Colaboração premiada deve ser admitida em ação civil pública por ato de improbidade administrativa, defende MPF
Mecanismo não representa inconstitucionalidade em relação ao princípio da legalidade, à indisponibilidade de bens e interesse público
Em parecer encaminhado nesta quinta-feira (21) ao ministro Alexandre de Moraes, do Supremo Tribunal Federal (STF), o procurador-geral da República, Augusto Aras, defende a admissão dos acordos de colaboração premiada em ações civis públicas por atos de improbidade administrativa movidas pelo Ministério Público. Segundo o PGR, as recentes transformações no ordenamento jurídico brasileiro – com o aumento do autorregramento e da consensualidade processual, aliadas ao fato de que a colaboração premiada tem caráter de negócio jurídico processual – conduzem à conclusão de que a vedação prevista no artigo 17, §1º, da Lei de Improbidade Administrativa (Lei 8.429/1992) está em descompasso com o contexto jurídico-constitucional de efetiva tutela da probidade administrativa.
No entendimento do PGR, é preciso admitir a celebração de acordos de colaboração como negócios jurídicos atípicos no processo de improbidade administrativa, nos termos do disposto no artigo 190 do Código de Processo Civil combinado com o artigo 4º da Lei de Organizações Criminosas (Lei 12.850/2013). Tal posicionamento, pondera Aras, não evidencia qualquer inconstitucionalidade em relação ao princípio da legalidade, à indisponibilidade de bens e interesses públicos ou aos efeitos em relação às demais ações de improbidade movidas pelos mesmos fatos.
O tema teve repercussão geral reconhecida na Corte (Tema 1.043). O pano de fundo da discussão (recurso extraordinário com agravo, ARE 1.175.650) diz respeito a uma ação civil pública movida pelo MP do Estado do Paraná (MP/PR) por atos de improbidade administrativa. No processo, o auditor fiscal Milton Antônio de Oliveira Digiácomo e mais 24 pessoas físicas e jurídicas foram apontadas como integrantes de uma organização criminosa que atuava na Receita Estadual do Paraná.
A ação foi um um dos desdobramentos cíveis das investigações decorrentes da Operação Publicano, relacionadas à prática de diversos crimes, como falsidade documental, corrupção ativa e passiva, lavagem de dinheiro, sonegação fiscal e organização criminosa. Por força de acordo de colaboração premiada, o MP/PR pleiteou apenas o reconhecimento da prática dos atos de improbidade, sem a imposição das penalidades correspondentes, a três réus colaboradores.
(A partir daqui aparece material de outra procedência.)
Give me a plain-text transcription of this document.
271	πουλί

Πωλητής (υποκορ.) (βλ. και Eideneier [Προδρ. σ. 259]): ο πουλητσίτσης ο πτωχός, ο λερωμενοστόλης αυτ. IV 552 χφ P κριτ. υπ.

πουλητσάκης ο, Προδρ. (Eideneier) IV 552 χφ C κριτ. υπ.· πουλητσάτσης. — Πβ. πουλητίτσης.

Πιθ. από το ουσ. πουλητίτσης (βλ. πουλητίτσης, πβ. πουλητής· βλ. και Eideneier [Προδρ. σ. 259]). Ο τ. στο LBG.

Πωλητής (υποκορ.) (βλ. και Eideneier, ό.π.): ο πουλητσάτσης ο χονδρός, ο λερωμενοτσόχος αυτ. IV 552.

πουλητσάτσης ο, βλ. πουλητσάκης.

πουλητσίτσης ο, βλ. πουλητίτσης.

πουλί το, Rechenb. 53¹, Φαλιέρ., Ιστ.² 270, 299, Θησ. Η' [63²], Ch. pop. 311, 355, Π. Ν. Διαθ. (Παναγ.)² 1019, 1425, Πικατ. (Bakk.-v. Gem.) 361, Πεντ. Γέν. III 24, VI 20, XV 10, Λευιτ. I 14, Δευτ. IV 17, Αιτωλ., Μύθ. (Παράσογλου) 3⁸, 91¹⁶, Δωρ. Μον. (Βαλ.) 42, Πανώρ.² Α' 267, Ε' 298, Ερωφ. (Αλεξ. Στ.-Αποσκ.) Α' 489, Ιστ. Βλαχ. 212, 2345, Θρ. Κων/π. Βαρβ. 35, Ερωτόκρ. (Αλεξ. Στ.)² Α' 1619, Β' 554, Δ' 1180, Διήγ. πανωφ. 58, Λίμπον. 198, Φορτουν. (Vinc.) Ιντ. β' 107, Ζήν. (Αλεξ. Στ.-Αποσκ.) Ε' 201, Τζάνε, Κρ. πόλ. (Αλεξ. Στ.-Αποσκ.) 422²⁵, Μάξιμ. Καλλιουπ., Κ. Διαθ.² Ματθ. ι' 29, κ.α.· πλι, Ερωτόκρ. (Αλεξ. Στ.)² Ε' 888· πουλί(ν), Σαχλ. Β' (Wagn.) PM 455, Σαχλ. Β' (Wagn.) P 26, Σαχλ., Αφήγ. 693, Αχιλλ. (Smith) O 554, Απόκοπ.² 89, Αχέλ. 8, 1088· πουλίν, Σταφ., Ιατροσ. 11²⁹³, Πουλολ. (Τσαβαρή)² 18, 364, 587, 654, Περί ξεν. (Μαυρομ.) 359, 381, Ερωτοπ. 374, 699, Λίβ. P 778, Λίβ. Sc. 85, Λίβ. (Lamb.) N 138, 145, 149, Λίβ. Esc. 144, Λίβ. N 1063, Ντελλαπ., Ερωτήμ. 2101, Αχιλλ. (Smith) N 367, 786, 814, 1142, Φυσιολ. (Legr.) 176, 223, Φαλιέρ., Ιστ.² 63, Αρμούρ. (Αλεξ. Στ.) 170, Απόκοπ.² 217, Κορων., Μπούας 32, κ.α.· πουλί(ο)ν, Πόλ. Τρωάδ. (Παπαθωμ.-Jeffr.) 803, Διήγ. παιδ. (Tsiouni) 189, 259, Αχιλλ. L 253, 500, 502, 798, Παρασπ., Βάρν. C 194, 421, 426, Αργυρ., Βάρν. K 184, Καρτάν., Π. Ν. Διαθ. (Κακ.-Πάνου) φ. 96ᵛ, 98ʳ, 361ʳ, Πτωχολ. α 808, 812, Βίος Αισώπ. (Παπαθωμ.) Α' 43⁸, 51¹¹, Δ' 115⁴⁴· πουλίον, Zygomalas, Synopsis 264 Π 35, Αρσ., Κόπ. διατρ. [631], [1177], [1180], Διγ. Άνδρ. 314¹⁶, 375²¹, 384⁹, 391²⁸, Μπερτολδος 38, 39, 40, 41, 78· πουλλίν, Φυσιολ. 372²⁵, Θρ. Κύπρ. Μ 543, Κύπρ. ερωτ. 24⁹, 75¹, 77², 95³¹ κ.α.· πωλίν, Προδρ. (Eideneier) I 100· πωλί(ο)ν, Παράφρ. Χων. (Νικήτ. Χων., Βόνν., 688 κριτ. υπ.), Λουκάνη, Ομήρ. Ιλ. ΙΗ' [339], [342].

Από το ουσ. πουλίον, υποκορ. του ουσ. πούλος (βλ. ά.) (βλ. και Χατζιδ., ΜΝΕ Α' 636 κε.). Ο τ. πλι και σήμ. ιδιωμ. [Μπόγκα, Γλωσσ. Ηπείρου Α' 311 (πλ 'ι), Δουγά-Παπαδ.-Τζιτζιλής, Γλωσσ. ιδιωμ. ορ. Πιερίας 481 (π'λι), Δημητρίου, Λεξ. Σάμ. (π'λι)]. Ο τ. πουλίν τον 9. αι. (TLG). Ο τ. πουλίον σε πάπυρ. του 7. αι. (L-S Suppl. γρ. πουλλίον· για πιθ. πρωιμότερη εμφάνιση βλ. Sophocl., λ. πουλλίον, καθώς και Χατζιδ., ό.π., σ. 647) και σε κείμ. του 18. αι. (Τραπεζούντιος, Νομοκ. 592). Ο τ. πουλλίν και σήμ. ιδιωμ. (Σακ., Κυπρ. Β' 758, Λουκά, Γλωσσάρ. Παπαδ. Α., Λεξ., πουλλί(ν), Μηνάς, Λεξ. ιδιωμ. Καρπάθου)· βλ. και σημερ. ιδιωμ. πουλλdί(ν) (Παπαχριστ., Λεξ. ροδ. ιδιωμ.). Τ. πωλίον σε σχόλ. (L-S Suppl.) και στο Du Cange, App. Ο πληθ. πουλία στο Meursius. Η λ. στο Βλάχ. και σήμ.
A Justiça de primeira instância decretou a indisponibilidade dos bens de vários réus, entre os quais os de Milton Digiácomo. O Tribunal de Justiça do Paraná manteve. Contra essa decisão, foi interposto agravo de instrumento, argumentando-se que a utilização da colaboração premiada em ação de improbidade não é admitida pelo ordenamento jurídico, e a decisão impugnada estaria, portanto, baseada em acordo ilegal e inconstitucional. A Corte estadual negou provimento, e, posteriormente, após apresentação de recurso, o caso foi submetido à apreciação do STF.
Ao analisar a questão, Augusto Aras destaca a existência de inovações trazidas ao ordenamento processual pelo Código de Processo Civil de 2015. Nesse sentido, o artigo 190 é claro ao prever que em processos sobre causas que admitam autocomposição, as partes podem pactuar mudanças no procedimento judicial, de forma a ajustá-lo às especificidades da demanda. “A negociação acerca do procedimento, em verdade, também tem fundamento nas diretrizes principiológicas de consensualidade e cooperação processual, de forma a estimular a colaboração entre os sujeitos processuais e propiciar melhor solução da controvérsia”, afirma Augusto Aras.
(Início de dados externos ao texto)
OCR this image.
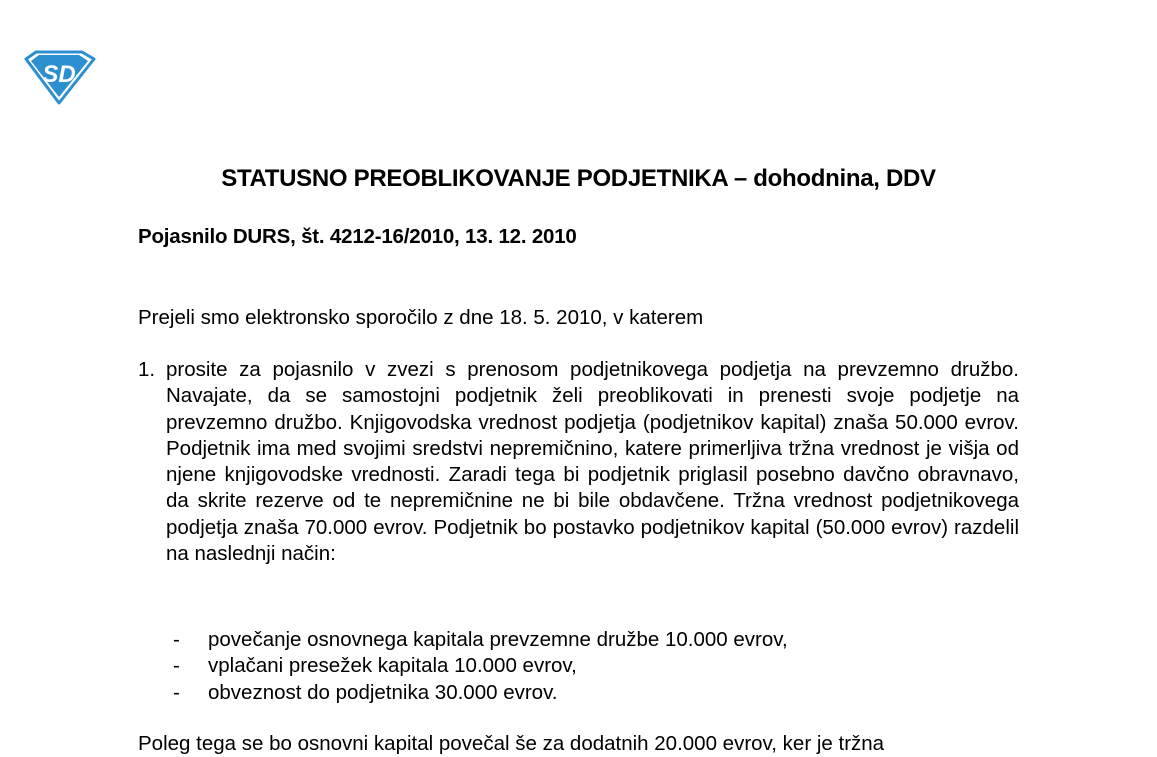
SD
STATUSNO PREOBLIKOVANJE PODJETNIKA – dohodnina, DDV
Pojasnilo DURS, št. 4212-16/2010, 13. 12. 2010
Prejeli smo elektronsko sporočilo z dne 18. 5. 2010, v katerem
1. prosite za pojasnilo v zvezi s prenosom podjetnikovega podjetja na prevzemno družbo. Navajate, da se samostojni podjetnik želi preoblikovati in prenesti svoje podjetje na prevzemno družbo. Knjigovodska vrednost podjetja (podjetnikov kapital) znaša 50.000 evrov. Podjetnik ima med svojimi sredstvi nepremičnino, katere primerljiva tržna vrednost je višja od njene knjigovodske vrednosti. Zaradi tega bi podjetnik priglasil posebno davčno obravnavo, da skrite rezerve od te nepremičnine ne bi bile obdavčene. Tržna vrednost podjetnikovega podjetja znaša 70.000 evrov. Podjetnik bo postavko podjetnikov kapital (50.000 evrov) razdelil na naslednji način:
-	povečanje osnovnega kapitala prevzemne družbe 10.000 evrov,
-	vplačani presežek kapitala 10.000 evrov,
-	obveznost do podjetnika 30.000 evrov.
Poleg tega se bo osnovni kapital povečal še za dodatnih 20.000 evrov, ker je tržna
O PGR lembra ainda que a Lei de Improbidade Administrativa foi editada em momento de menor abertura à solução consensual no processo, e que, posteriormente à sua edição, houve vários avanços normativos na previsão de instrumentos de justiça negociada. “Assim, também por isso, há de se afastar a vedação constante do art. 17, §1º, da Lei 8.429/1992, reconhecendo-se que tal proibição parece ultrapassada e em dissonância com a instrumentalidade negocial dada ao próprio sistema sancionador brasileiro”, argumenta.
Pedido – Ao final, Augusto Aras opina pelo desprovimento do recurso extraordinário e, considerados a sistemática da repercussão geral e os efeitos do julgamento desse recurso em relação aos demais casos que tratem do mesmo tema, sugere a fixação da seguinte tese: “Há de ser admitido o uso da colaboração premiada em ação civil pública por ato de improbidade administrativa movida pelo Ministério Público”.